26 février. Vol de retour, Bombay-Madrid via Frankfurt am Main, avec Lufthansa. En allant vers l’aéroport international de Bombay, je scrute les faubourgs par les vitres du taxi. Comme ce pays est à la fois divers et uniforme ! Je pourrais être à Ernakulam ou Trivandrum. Bien sûr, la pauvreté dans les campagnes se fait misère dans les villes. Et qu’il est difficile à cette heure de distinguer les endormis des détritus ! Les endormis ! Je ne cesse d’envier ce pouvoir : s’endormir à volonté et n’importe où. J’observe cette misère qui chez nous serait une abomination. Ils ne sont pas seuls, abandonnés, j’en vois qui mangent accroupis et en cercle ; et ceux qui mangent à côté d’eux, à la table d’un restaurant installée sur le trottoir, ne s’effrayent pas. Je ne vois qu’unité dans cette nuit indienne si clémente pour tous. L’Inde mêle tous les âges. Le XXIe siècle est bien là mais aussi le passé, des millénaires. Avoir ce courage, refuser l’explication et abandonner, s’abandonner, simplement ; que de promesses alors ! Je l’ai compris dès que je suis sorti de l’aéroport de Bombay. A côté des hommes dorment des chiens et des bœufs, des bœufs blancs, soyeux et lustrés, et dont les yeux disent des abîmes d’indifférence. Sur la rocade, dans la fumée des échappements et le concert des avertisseurs, un éléphant avance à contre-courant, énorme, lent, majestueux et quelque peu comique vu de derrière. (Les lignes de ce 26 février ont été écrites entre Frankfurt am Main et Madrid, dans un Airbus A-321 de la Lufthansa, à la place 27A).
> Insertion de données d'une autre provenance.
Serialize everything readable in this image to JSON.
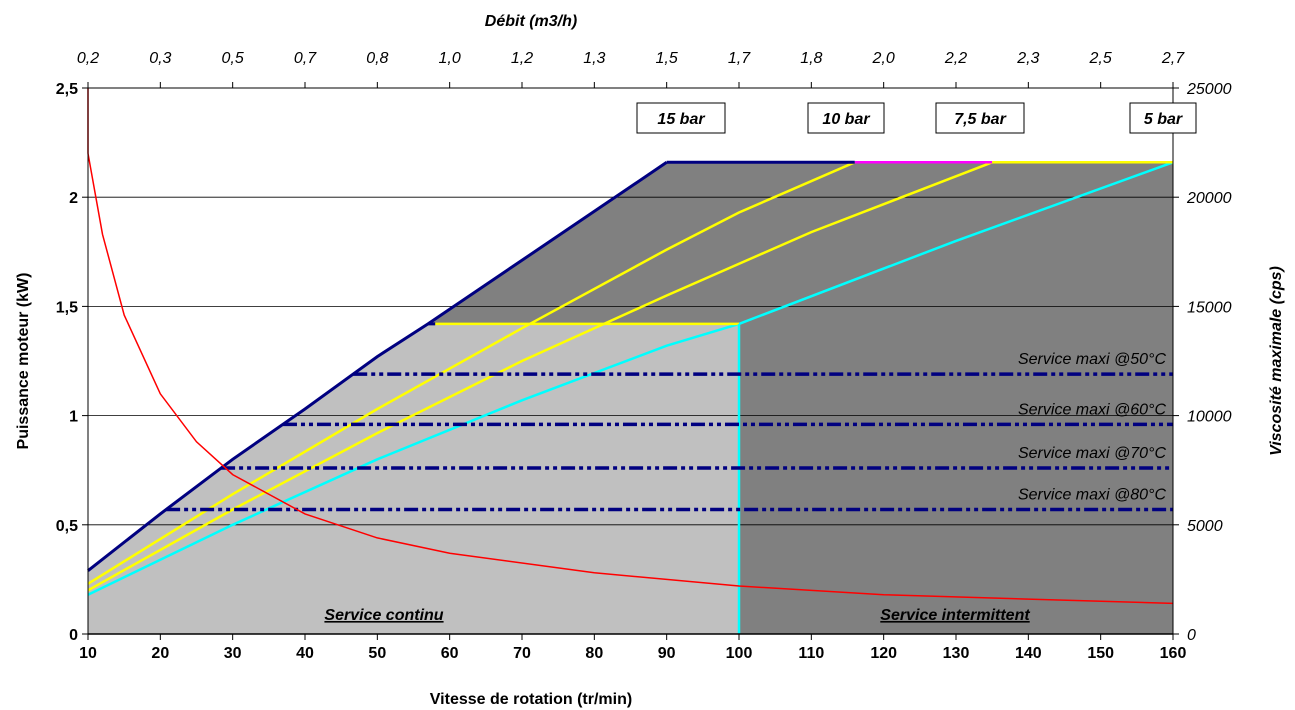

Madrid-Córdoba par l’AVE. De beaux nuages de la même famille que ceux j’ai pu observer le 9 janvier, jour de mon départ d’Espagne pour l’Inde. Les faubourgs rouges de Madrid, la brique. Mais dans ce train si confortable et rapide (un Talgo), j’en viens à regretter les rustiques et lents trains indiens et leurs locomotives Diesel.

Espagne, es-tu bien ma patrie ? Je le crois lorsque je contemple cette terre rouge, les alignements d’oliviers et les amandiers qui seront bientôt en fleurs. Mais l’Inde est à présent en moi.